1920s: The League of Nations has been formed, but its powers are very limited. America refuses to be involved, and has not ratified the Treaty of Versailles. The League is powerless, and fails to prevent the events that lead to World War II.
Today: The United Nations has been in place since 1945, and has learned from the fate of the League of Nations. The UN provides a working arena for international diplomacy, peacekeeping, and aid. - 1910s: The British Labour Party is a new creation, struggling to find a support base. Many members of the British intellectual scene are in sympathy with its socialist ideology. After the Russian Revolution, the ruling classes of Britain become obsessed with the possibility of a similar British uprising.
1920s: Britain is brought almost to the brink of class war in a series of major industrial actions that culminate in the great General Strike.
Today: The Labour Party, led by Prime Minister Tony Blair, is the governing party in Great Britain. - 1910s: The British Women's Suffrage movement demands the right to vote.

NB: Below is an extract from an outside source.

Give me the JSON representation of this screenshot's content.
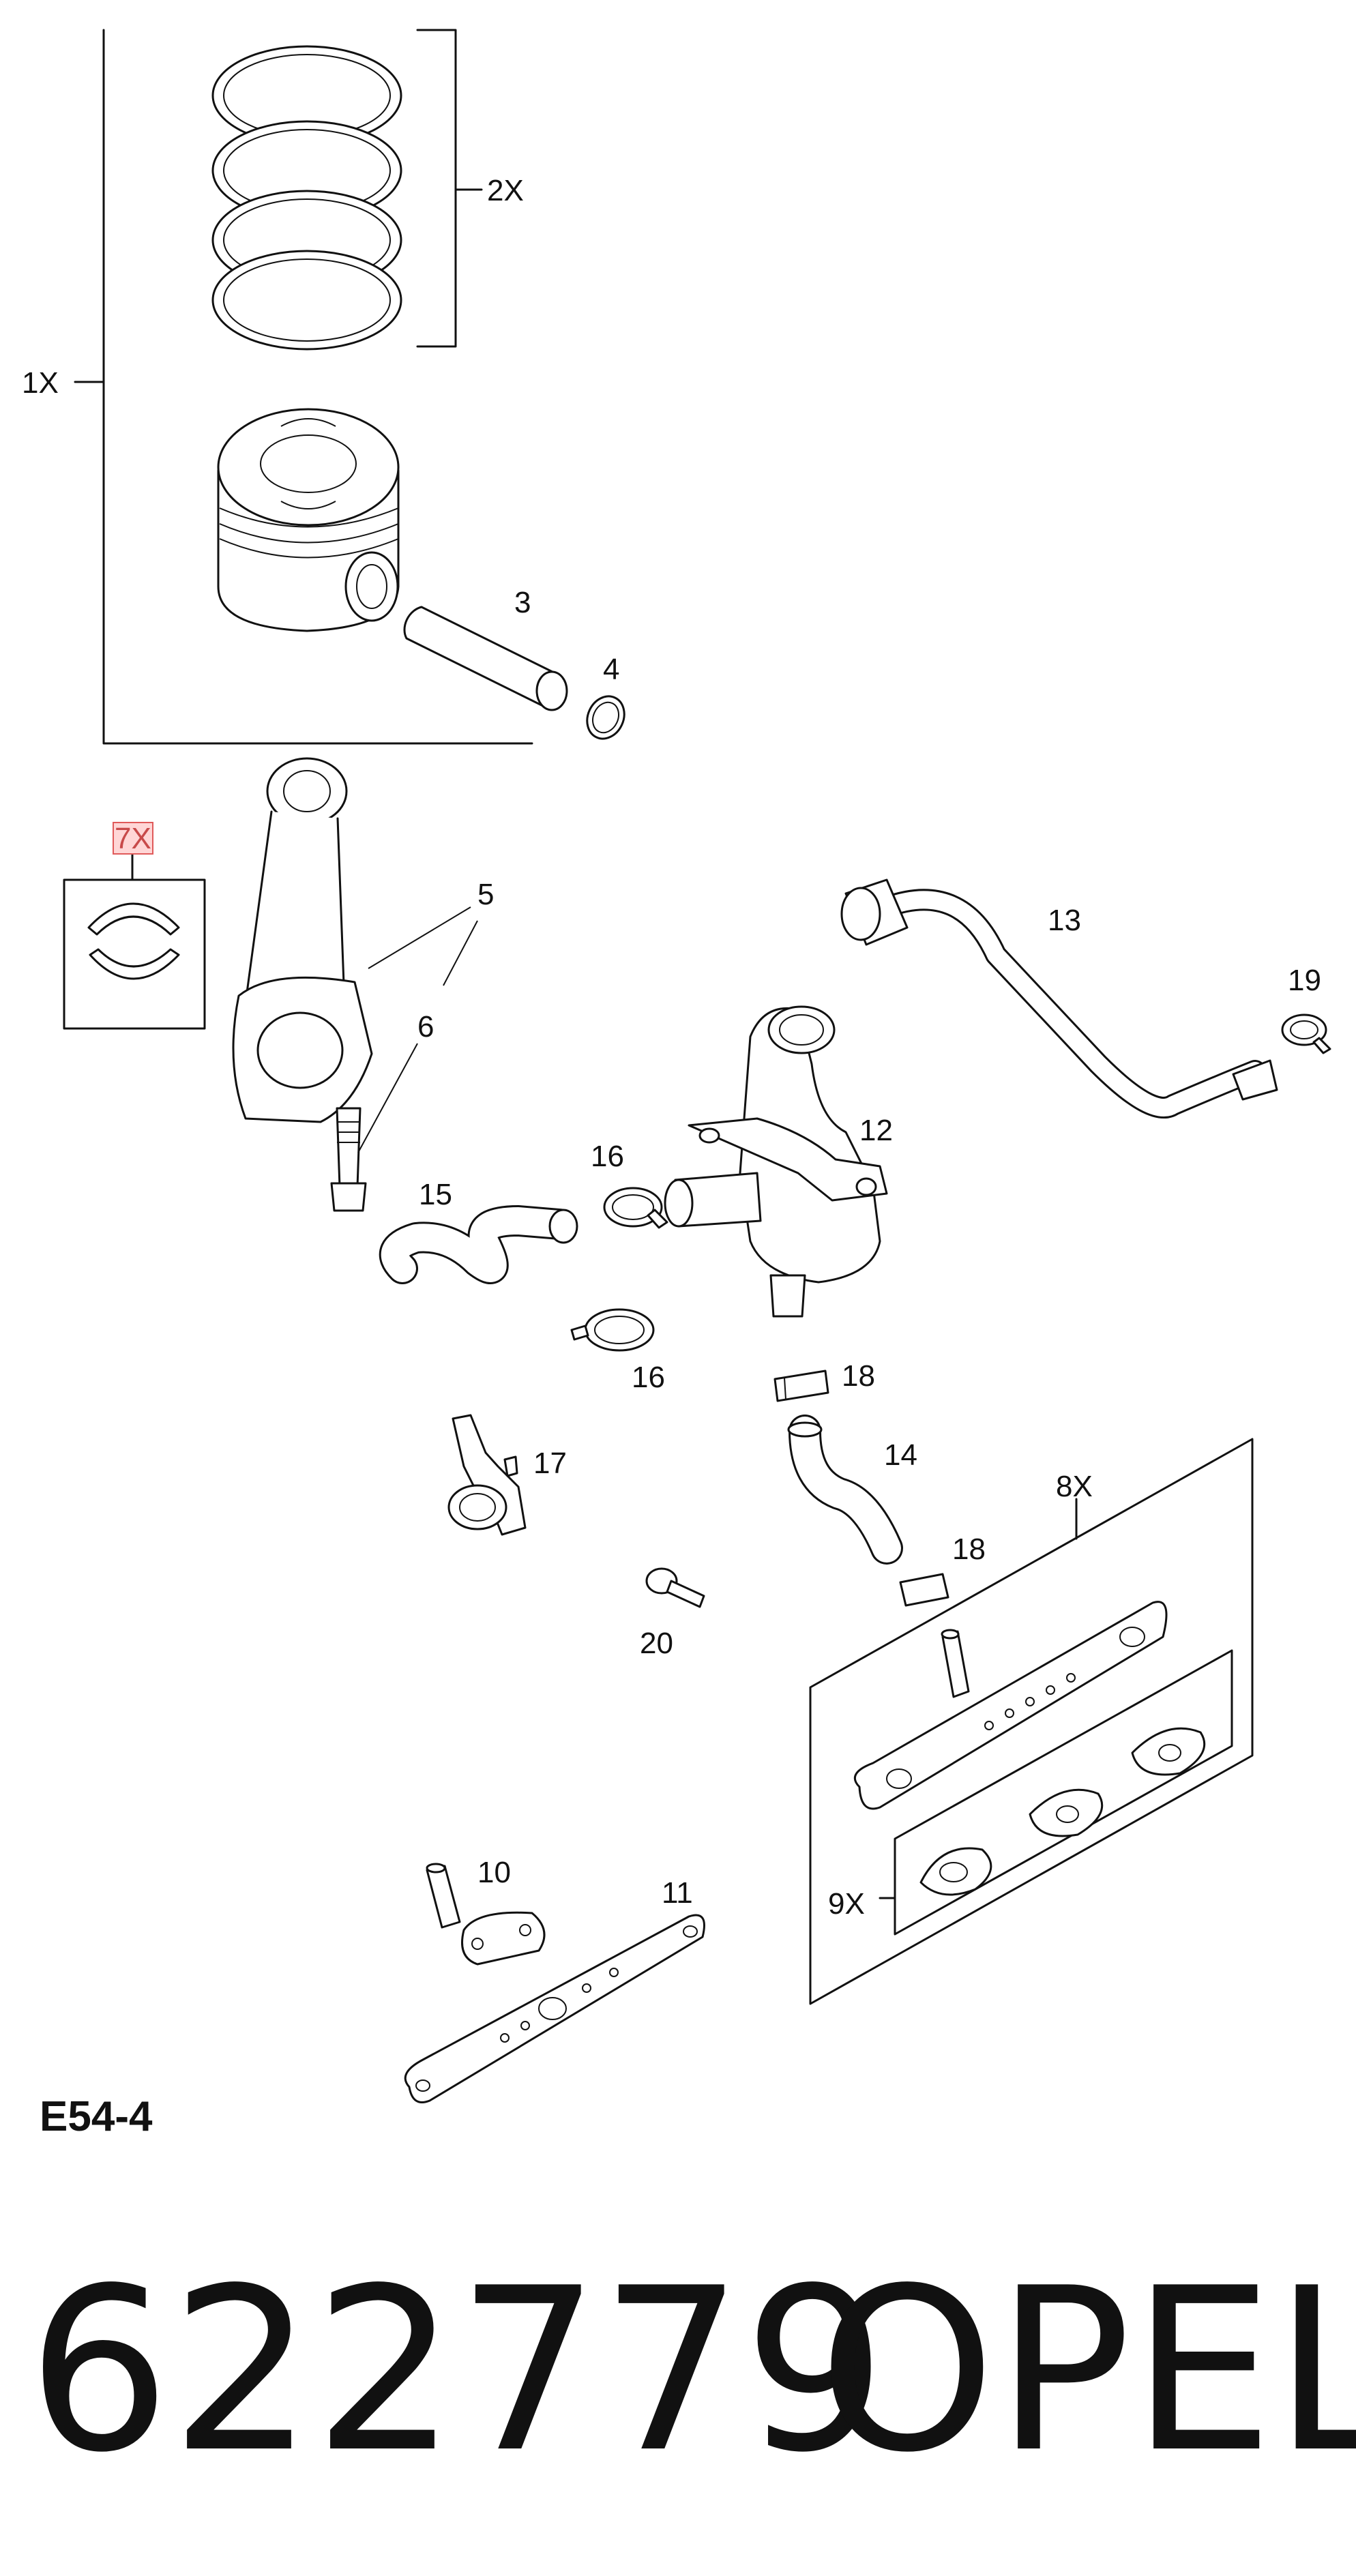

1920s: British women over thirty are granted the right to vote in 1918. American women win their battle in 1919. It is a long struggle that is resisted by many men — Switzerland will not accept women's suffrage in full until 1971.
Today: Generations of legal rights have still not resulted in equality between men and women. In Britain and America, women's pay averages less than 70 percent of men's, and women still make up a tiny proportion of CEOs and politicians.